Marta, who comes from Latin America, is largely disrespected by the family. At face value the Thrombeys treat her respectfully, but they disregard her personhood throughout the movie by constantly citing different Latin American countries as her place of origin: Brazil, Paraguay, Ecuador, Uruguay and others. At each mention of a new country, the audience I saw the film with joined into a chorus of laughter. Their laughter increased my discomfort, similar to the same way that audiences cracked up at the fried chicken joke in “Green Book.” While yes, there is humor in these jokes — laughing at them brings attention to the way Marta is treated — they potentially reinforce the idea that she is disposable. 

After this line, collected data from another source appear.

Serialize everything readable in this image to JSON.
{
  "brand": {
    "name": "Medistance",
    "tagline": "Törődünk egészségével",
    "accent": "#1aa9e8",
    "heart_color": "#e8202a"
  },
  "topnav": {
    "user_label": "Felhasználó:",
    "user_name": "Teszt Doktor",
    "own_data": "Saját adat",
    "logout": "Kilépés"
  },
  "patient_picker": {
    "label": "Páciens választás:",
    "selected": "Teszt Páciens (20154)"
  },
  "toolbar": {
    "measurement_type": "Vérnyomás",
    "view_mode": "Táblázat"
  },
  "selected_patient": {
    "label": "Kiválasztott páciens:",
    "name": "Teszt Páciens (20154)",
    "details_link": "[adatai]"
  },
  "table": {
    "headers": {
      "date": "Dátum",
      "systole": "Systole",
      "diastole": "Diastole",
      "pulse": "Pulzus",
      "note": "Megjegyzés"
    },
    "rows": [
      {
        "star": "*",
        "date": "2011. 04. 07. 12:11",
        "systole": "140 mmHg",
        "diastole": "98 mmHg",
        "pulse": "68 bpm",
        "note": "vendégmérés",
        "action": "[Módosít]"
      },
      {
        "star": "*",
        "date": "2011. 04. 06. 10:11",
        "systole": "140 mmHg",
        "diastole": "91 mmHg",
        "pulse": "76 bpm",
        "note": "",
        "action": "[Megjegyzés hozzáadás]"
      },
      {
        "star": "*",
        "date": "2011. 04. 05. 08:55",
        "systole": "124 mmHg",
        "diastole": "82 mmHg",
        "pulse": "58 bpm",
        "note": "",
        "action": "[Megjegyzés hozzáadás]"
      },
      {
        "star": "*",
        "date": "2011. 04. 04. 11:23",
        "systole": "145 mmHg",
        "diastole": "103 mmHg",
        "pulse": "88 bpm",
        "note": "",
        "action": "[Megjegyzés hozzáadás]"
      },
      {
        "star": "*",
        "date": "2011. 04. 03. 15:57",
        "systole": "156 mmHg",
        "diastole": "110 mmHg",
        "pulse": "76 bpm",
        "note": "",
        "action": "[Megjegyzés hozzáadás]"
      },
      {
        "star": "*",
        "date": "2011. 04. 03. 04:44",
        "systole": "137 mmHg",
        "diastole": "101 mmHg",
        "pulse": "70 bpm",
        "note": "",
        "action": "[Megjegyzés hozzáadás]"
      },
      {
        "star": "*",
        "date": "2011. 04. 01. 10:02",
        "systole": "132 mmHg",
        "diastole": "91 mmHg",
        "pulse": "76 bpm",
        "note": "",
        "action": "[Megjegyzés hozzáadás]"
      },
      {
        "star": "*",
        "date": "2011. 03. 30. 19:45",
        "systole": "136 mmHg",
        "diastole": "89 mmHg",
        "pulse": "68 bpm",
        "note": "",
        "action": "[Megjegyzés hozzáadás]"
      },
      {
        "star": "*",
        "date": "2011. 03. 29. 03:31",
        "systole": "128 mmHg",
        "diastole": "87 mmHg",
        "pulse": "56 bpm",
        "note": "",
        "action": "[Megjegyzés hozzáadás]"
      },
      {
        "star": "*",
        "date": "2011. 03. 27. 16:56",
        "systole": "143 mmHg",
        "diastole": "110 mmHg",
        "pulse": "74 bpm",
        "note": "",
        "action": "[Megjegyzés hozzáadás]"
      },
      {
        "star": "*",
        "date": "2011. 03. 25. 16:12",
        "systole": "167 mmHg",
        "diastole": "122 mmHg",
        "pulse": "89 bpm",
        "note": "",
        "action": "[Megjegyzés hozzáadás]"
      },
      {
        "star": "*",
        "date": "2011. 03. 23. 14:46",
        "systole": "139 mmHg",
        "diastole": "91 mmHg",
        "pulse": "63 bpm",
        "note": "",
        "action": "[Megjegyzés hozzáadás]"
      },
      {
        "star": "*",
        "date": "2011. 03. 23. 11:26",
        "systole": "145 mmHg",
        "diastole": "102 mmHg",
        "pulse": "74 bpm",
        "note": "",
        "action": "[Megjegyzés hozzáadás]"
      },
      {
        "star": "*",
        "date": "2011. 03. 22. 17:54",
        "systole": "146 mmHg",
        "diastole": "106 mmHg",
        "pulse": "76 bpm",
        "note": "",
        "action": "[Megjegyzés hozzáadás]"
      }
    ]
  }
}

The filmmakers, however, know what the characters don’t; Marta, and her undocumented mother, have worth. As a result, the movie’s conclusion ends with viewers being won over by Marta and looking with disdain at the familiar star faces of the Thrombey family, making this a timely social commentary. 

Nearly every week President Trump makes news headlines with anti-immigrant rhetoric or policies. Earlier this year reports about border patrol putting immigrants in cages dominated the news cycle, something that Joni (Toni Collette) explicitly mentions in the movie. While immigration politics can be a hot button topic at most family holidays, “Knives Out” presents a narrative where European-Americans feel emotion for a Latin American immigrant with an undocumented mother. Rather than avoiding political discussions this Thanksgiving, maybe opt to watch “Knives Out” as a family with the hope that all who watch can feel for someone like Marta.